Realistic Reminiscence for One Night Only

Nostalgia is poison.

Not sweet poison, but bitter ear-wax, garbage juice-tasting poison that tastes as bad going down as it does when you eventually puke it back up.

An era such as this can make it seem on the immediate surface as though nostalgia is an enticing prospect. But it only takes about ten seconds of adequate contemplation to realise that everything in the recent past has led to this orgy of horror we’re currently squelching around in and thinking back to a specific time in which a specific thing from a specific era made you happy only serves to remind you of how much of a catastrophic moron you were to have experienced happiness rather than powerful fear-based incontinence.

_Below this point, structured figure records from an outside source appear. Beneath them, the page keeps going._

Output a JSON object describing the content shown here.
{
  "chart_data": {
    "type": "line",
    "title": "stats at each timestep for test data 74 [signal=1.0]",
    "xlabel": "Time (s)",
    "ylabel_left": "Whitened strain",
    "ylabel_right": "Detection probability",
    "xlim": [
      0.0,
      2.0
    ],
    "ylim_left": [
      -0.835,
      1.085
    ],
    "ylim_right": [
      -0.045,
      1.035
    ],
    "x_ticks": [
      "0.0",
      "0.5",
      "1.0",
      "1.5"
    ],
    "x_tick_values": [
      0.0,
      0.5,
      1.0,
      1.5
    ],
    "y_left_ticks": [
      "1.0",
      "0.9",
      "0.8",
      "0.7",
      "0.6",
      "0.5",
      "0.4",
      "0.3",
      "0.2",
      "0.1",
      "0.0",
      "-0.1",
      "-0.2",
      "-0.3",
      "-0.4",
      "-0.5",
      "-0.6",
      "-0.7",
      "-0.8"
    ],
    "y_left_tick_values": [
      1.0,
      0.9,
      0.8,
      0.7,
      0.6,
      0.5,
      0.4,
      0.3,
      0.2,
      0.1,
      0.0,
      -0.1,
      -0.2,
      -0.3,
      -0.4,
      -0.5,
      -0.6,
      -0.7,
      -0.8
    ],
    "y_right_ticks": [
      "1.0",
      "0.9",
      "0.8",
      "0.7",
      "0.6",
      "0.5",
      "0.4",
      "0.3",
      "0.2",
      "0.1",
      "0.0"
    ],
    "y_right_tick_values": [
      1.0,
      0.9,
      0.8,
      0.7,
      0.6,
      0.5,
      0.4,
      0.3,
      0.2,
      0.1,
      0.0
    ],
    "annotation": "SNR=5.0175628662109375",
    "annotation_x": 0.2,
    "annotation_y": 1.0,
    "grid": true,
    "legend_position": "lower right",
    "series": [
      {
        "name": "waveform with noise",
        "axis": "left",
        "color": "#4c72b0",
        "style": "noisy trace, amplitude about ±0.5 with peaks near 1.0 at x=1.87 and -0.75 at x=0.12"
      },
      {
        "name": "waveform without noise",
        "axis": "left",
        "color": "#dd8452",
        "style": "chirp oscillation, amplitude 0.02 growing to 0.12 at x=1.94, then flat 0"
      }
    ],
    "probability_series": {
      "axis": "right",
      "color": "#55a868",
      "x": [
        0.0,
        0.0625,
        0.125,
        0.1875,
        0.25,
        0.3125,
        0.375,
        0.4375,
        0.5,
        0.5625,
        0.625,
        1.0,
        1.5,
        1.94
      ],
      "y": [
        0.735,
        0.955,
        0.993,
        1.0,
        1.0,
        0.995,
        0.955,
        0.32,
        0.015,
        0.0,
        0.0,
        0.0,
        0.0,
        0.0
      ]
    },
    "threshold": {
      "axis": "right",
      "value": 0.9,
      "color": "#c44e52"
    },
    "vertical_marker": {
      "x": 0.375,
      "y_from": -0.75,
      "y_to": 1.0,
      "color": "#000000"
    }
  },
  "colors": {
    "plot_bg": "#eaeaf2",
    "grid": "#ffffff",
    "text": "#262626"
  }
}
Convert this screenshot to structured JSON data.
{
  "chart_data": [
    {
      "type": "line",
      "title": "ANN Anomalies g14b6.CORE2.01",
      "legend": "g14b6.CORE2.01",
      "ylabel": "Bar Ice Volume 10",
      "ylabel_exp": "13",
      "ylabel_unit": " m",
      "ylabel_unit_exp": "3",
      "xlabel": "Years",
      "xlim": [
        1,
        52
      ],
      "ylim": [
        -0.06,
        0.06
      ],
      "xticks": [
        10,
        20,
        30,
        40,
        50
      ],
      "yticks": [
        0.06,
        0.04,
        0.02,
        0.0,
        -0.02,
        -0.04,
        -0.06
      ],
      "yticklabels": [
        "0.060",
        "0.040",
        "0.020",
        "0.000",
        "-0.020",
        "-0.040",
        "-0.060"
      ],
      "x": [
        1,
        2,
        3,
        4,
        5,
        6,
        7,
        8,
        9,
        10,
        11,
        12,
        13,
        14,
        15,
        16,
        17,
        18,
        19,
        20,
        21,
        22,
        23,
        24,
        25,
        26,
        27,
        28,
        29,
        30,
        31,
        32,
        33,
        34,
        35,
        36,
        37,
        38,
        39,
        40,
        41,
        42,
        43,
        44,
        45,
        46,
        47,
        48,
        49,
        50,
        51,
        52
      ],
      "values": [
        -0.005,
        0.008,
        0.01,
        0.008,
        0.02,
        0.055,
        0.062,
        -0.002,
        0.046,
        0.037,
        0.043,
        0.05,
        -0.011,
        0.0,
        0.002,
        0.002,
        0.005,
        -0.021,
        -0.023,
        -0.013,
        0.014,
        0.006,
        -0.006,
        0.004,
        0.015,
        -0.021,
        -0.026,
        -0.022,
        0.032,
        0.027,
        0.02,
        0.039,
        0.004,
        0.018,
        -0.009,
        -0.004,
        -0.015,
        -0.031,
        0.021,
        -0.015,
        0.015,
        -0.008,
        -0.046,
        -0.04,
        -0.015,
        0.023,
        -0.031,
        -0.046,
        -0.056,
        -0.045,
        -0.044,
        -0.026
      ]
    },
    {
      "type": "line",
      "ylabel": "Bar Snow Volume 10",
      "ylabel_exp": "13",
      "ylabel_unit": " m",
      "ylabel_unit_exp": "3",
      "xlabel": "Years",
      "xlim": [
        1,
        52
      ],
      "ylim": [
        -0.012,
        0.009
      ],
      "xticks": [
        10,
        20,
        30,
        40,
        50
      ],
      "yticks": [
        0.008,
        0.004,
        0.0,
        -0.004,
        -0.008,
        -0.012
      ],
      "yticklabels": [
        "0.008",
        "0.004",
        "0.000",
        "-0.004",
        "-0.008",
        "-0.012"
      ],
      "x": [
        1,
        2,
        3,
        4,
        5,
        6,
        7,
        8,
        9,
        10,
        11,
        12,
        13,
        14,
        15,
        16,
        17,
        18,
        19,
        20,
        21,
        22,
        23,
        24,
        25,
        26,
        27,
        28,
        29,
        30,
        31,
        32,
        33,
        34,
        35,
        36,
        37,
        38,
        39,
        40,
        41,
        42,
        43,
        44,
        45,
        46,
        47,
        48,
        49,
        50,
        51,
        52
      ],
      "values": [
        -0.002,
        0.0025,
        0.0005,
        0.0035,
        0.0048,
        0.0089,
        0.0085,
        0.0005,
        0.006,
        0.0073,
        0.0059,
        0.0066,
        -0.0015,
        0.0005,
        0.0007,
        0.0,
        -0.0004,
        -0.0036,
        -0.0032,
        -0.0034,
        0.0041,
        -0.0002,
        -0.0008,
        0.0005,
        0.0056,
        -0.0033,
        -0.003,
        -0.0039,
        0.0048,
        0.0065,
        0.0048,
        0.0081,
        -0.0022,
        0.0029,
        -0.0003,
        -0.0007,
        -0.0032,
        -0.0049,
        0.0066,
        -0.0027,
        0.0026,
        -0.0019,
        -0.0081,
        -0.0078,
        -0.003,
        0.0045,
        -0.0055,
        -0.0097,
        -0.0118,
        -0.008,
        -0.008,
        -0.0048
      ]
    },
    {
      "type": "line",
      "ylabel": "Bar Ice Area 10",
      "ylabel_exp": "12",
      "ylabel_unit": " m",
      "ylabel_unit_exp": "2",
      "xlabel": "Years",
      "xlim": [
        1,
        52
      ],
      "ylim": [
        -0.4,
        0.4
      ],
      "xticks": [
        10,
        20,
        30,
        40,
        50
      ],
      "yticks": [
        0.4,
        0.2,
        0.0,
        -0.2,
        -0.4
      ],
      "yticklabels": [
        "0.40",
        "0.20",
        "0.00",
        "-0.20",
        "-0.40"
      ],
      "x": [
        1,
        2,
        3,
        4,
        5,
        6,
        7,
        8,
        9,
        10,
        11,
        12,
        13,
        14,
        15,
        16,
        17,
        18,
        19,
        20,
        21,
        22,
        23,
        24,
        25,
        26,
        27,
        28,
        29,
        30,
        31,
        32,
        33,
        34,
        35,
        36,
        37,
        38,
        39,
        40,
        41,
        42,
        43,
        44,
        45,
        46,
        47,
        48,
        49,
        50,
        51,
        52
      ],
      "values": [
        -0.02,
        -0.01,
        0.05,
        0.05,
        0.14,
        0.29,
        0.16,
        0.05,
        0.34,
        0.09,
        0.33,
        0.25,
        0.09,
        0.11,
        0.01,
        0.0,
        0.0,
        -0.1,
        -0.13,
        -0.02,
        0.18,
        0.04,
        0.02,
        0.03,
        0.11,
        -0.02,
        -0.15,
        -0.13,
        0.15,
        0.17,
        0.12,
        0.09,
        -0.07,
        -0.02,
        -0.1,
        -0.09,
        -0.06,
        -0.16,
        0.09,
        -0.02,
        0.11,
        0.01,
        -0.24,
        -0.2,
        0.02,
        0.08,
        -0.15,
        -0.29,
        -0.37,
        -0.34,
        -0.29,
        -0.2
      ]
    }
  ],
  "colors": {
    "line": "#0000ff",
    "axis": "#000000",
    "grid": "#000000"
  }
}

However, existing in a time of unusually pervasive horror carries with it certain lessons that might enable you to live the rest of your life as a slightly less moronic patsy.

Perhaps, through exposure to things that traditionally are valued through the lens of nostalgia, you might just be able to graduate into the year 2021 without banging into as many walls.

Expose yourself with One Night Only.

They’re back. Powderfinger, arguably Australia’s biggest guitar band of the century, are reuniting for a one-off fundraising virtual concert. Dubbed One Night Lonely, the gig will stream on YouTube and will raise much needed money for Support Act, the national charity that helps artists, roadies and music workers in crisis, and Beyond Blue, an organisation that provides advice and support on mental health issues.

It’s time you stopped setting yourself up for disappointment.

Learn your lesson with Powderfinger from before any of them wished you well.

Nostalgia is dangerous and futile. The past is a preamble to future horrors. And that rose tinting it is probably the flush from some new aggressive mutant strain of influenza.